If she was to reject the tradition, she said, her dream wedding would not have occurred.

"It would have not involved the big celebration, the big wide celebration that includes
everybody else," she said.

"And so because of those pressures I think, I wanted, I went along with it and part of it, the other thing as well is that I actually have no say.

"Culturally I have no say on whether or not someone pays a dowry for me.

"It's not ... a right of mine to tell anybody that they can't pay a dowry. It's seen as my family right, that's my mum's right, that's my father right.

"So it would be asserting myself in a very different way."

Despite that, Nyuon said she was conflicted over the arrangement.

"I felt as if I, I think, personally I felt as if I wasn't strong enough to have stood up to my
culture and say, 'I actually don't want to pay this amount of cows for me,'" she said.

"So I felt quite conflicted throughout my wedding and I think I feel quite conflicted now even now speaking honestly in that ... I'm not quite settled with the dowry stuff and I don't think that some of the things that come off the practice itself are justifiable."

The exchange of a dowry for a bride has long been tradition among those of Islamic faith, as well as a widespread practice in Africa and South Asia.

Requesting a dowry was outlawed in India in 1961 but the practice continues in many migrant communities in Australia and is often linked to domestic violence.

Last year, the Victorian Royal Commission into Family Violence recommended Victoria consider new laws which include dowry-related abuse as a form of domestic violence.

Nyuon said in Nuer culture, the ethnic group concentrated in the South Sudan, men essentially own their wives and children after the exchange of a dowry, giving women no rights.

"I think that the issues within the marriage themselves can be exacerbated by the fact that someone has paid a dowry for you and I think there can be assumptions about what you're supposed to do, what you're not supposed to do," she said.

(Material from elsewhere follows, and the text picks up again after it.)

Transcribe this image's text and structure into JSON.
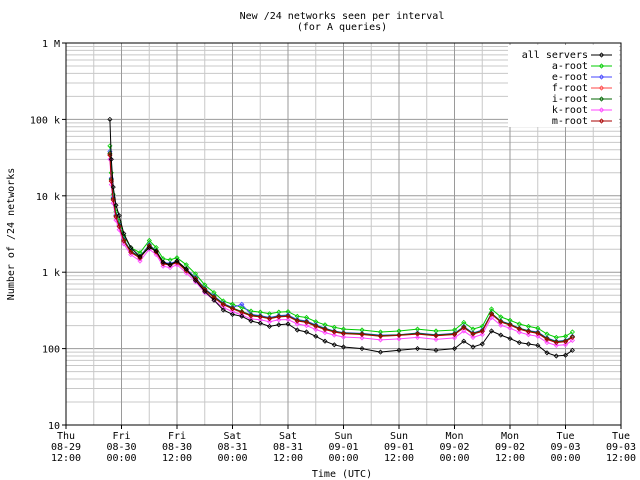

"I also know that culturally one of the things that, for example, makes me anti dowry is the fact that I don't have the same right to my children, at least in Nuer cultural law I won't have the same rights to my children as my husband would because my husband has paid a dowry, you know, so my children will always be part of his family.

"They will take his name but they will never be part of my family. Whereas if he didn't pay the dowry, then the kids could legally be named under Nuer culture under my father's name."

The program talks to a number of couples about the practice, including Brisbane Muslim woman Naseema Mustapha, a social worker, who decided with her prospective husband and fellow social worker Mohamed to personalise her dowry.

She told Insight she requested Mohamed to buy and slaughter a goat to cook it and feed the poor, as a way of honouring the tradition without compromising her equality in her marriage.